6.Japan’s release of pictures of Chinese construction activity in the East China Sea will only provoke confrontation between the two countries and do nothing for efforts to promote dialogue, China’s Foreign Ministry said. In a defense review this week, Japan urged Beijing to stop building oil and gas exploration platforms close to disputed waters in the East China Sea and expressed concern that Chinese drills could tap reservoirs that extend into Japan’s waters. In a statement late on Wednesday, China’s Foreign Ministry said it had every right to develop oil and gas resources in waters not in dispute that fall under its jurisdiction. …
7. The IMF has developed a reserve currency basket called SDR, or Special Drawing Rights. For the past few years, the institution has openly called for the SDR to replace the dollar as the world reserve currency. And this day is closer than anyone thinks. Barron’s has already reported that “the talk [to replace the U.S. dollar by SDRs as the world’s reserve currency] has gained momentum recently.”
8. Coming on October 2015: The IMF will complete its twice-a-decade review of the currencies that set the value of the SDR. And it’s very likely the IMF will add the Chinese yuan as an official reserve currency to the SDR basket. In the last few years, the use of the Chinese currency in international markets has already grown in a very big way. The proportion of China’s trade that’s settled in yuan has risen to about 20%. And, in the last few years, the market for bonds denominated in yuan has grown from zero to $72.9 billion. China has also signed agreements to trade the yuan freely in cities from Hong Kong and Singapore to Frankfurt and London. All these developments greatly increase the chance the IMF will include the yuan in the SDR. And that will pose a major threat to the dollar.
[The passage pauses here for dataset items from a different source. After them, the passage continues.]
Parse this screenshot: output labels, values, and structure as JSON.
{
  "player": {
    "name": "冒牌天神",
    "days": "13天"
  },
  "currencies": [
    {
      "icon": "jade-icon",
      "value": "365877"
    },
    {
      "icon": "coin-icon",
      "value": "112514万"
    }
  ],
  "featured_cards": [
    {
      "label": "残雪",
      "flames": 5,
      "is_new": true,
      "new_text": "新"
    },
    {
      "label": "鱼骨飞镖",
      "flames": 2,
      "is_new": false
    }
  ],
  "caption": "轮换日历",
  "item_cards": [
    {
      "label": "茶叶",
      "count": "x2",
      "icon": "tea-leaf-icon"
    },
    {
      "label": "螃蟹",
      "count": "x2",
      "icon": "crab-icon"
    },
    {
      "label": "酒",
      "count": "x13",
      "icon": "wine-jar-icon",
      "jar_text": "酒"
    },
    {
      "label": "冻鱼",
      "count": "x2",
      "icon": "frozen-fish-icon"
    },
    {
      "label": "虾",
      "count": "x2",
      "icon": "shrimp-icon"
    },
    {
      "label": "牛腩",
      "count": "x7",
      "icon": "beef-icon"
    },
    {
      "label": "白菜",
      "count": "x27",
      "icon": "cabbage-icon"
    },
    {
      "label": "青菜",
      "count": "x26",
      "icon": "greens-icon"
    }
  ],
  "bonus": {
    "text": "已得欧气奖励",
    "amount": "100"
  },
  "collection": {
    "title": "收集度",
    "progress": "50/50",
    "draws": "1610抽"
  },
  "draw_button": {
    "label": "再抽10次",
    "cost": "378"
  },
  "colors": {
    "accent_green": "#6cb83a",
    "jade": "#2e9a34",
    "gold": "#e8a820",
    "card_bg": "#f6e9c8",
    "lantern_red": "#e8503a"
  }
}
9. While Russia has eclipsed Saudi Arabia as China’s largest supplier of oil, China is still Saudi Arabia’s biggest customer for oil exports. Saudi Arabia feels betrayed by the U.S. détente with Iran. It no longer feels obligated to maintain the petrodollar deal worked out by Henry Kissinger in the mid-1970s that required oil to be priced in dollars. China has worked out swap lines with Switzerland that allow yuan to be swapped for Swiss francs. This means that if Saudi Arabia takes yuan for its oil, it can swap the yuan for francs, which is one of the most sound currencies. Deals of this type, including the massive Russia-China energy deal announced in June 2014, spell the end for the dollar as the leading reserve currency.
10.China is also getting ready to launch its first crude oil futures contract denominated in yuan. This will give China greater influence in global pricing of oil, putting the petrodollar in danger. And it’s not just oil. China is conducting trials to launch a yuan-backed gold pricing benchmark. This means China could soon become the price setter for gold bullion. This new Chinese gold price benchmark may be launched before the end of the year, posing another major threat to the dollar.